The first semester I spent in cruise control; the accounting principles came to me quickly, and I did well on my practice sets and exams.
The final project for the semester was given to us months in advance and required us to act as the primary accountant for a fictional manufacturing company. We had to work through a year’s worth of transactions, recording every debit and credit in the correct place, then perform closing transactions, and finally create a year-end balance sheet and income statement.
Given how well I’d done in the course, the final project didn’t faze me; I presumed I could breeze through it. The night before the close of the semester, I sat down at the table to begin my work – and then it hit me. I dramatically underestimated the work involved!
A couple of hours in, it became quite clear to me that I didn’t have anywhere near enough time to finish this by the time I had to turn it in the following morning. Around that time my mom came into the room to check on my progress. She could see that it wasn’t going well.
Using an amazing amount of motherly patience, she gently asked me to walk through what needed to be done. I admitted my hubris in thinking this project was super easy and now I was at risk of being unable to turn it in, thereby receiving a big ZERO.
In addition to a truckload of patience, my mom also had accounting skills. She walked me through each transaction and step in the accounting process at a pace I’d never be able to achieve on my own.

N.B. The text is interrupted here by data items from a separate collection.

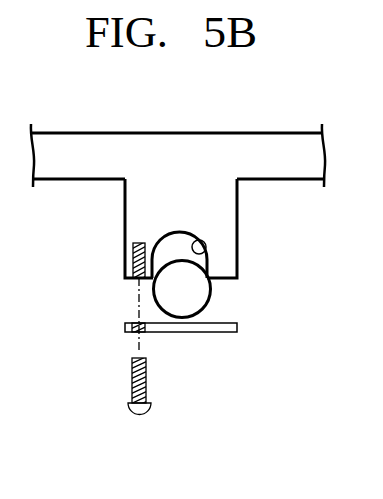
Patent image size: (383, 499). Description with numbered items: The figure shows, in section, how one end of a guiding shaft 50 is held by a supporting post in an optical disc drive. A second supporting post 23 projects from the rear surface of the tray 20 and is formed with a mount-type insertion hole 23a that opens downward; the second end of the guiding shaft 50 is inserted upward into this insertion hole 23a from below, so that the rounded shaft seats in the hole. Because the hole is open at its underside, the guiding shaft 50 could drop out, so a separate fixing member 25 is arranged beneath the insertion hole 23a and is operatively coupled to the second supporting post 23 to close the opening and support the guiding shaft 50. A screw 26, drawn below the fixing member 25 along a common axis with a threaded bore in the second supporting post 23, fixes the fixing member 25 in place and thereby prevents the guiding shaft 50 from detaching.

The tray 20 is at (78, 167).
The second supporting post 23 is at (237, 208).
The insertion hole 23a is at (203, 258).
The guiding shaft 50 is at (207, 292).
The fixing member 25 is at (217, 333).
The screw 26 is at (139, 415).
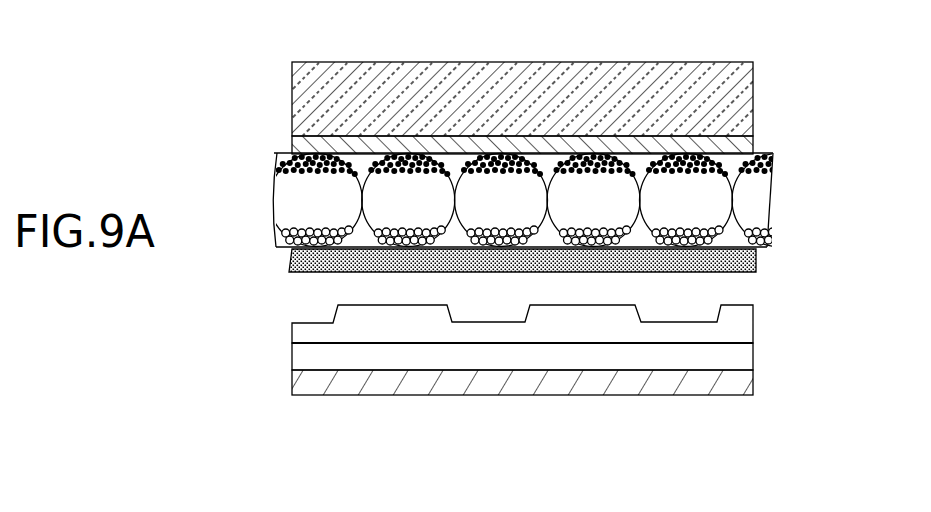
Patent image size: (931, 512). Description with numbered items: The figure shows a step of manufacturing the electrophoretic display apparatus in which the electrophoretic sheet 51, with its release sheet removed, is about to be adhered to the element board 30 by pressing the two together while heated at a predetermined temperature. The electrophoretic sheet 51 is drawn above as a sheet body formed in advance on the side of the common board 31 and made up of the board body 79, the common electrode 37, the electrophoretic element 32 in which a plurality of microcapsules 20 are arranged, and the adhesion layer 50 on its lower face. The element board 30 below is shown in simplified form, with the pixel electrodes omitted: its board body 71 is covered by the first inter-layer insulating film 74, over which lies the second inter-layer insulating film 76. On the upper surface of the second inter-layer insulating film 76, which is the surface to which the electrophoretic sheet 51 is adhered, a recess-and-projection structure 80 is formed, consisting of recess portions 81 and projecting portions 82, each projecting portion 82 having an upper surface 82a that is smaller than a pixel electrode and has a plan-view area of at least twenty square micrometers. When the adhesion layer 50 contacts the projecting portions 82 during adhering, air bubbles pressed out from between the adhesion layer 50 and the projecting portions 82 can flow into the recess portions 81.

The microcapsule 20 is at (455, 175).
The element board 30 is at (530, 350).
The common board 31 is at (561, 87).
The electrophoretic element 32 is at (282, 164).
The common electrode 37 is at (552, 148).
The adhesion layer 50 is at (292, 262).
The electrophoretic sheet 51 is at (552, 147).
The board body 71 is at (530, 386).
The first inter-layer insulating film 74 is at (305, 346).
The second inter-layer insulating film 76 is at (305, 323).
The board body 79 is at (638, 72).
The recess-and-projection structure 80 is at (393, 370).
The recess portion 81 is at (505, 314).
The projecting portion 82 is at (568, 300).
The upper surface 82a is at (348, 305).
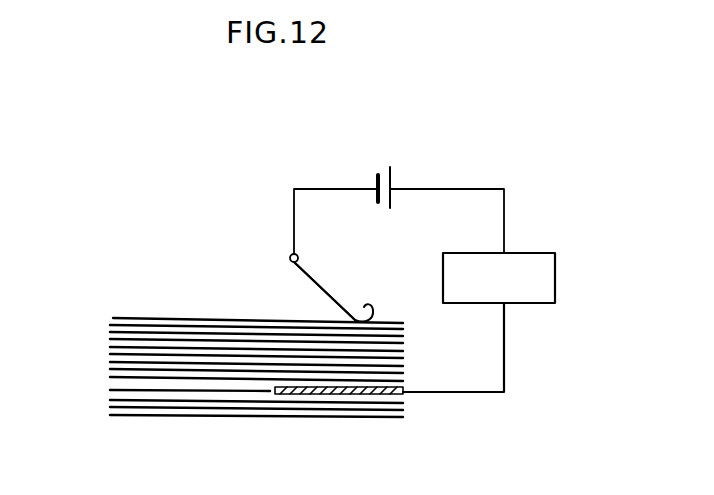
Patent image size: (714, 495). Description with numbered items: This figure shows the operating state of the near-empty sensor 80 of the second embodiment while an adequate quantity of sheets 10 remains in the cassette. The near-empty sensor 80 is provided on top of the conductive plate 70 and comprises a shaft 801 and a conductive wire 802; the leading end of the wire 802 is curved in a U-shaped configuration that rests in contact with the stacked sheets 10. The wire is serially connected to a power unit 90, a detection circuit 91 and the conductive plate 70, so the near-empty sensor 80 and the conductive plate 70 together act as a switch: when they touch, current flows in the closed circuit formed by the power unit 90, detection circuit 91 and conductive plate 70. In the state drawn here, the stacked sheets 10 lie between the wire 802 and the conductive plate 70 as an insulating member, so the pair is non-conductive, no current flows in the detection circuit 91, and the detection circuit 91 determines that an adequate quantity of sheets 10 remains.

The sheets 10 is at (172, 318).
The conductive plate 70 is at (403, 393).
The near-empty sensor 80 is at (278, 288).
The shaft 801 is at (294, 254).
The wire 802 is at (327, 288).
The power unit 90 is at (392, 175).
The detection circuit 91 is at (557, 272).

Our little accounting department of two worked through most of the night together, finishing up with enough time for me to grab a tiny bit of sleep. I turned in the project with a yawn and even earned a good grade.
Never once did my mom admonish me for failing to do the work earlier or complain about helping me, even though it meant she also didn’t get much sleep.
I admired this at the time but can appreciate this act even more now that I’m grown and have children myself. I strive to achieve this every day, but it’s admittedly a work in progress.
I learned to never underestimate a task and to begin early to allow for the inevitable bumps along the way. I also learned more about my mom that night. She was unflappable despite my self-imposed time pressure, and she helped me keep a cool composure. I try to emulate many of her traits in both my personal and professional life, and I often look back on my accounting project and the example she set for me.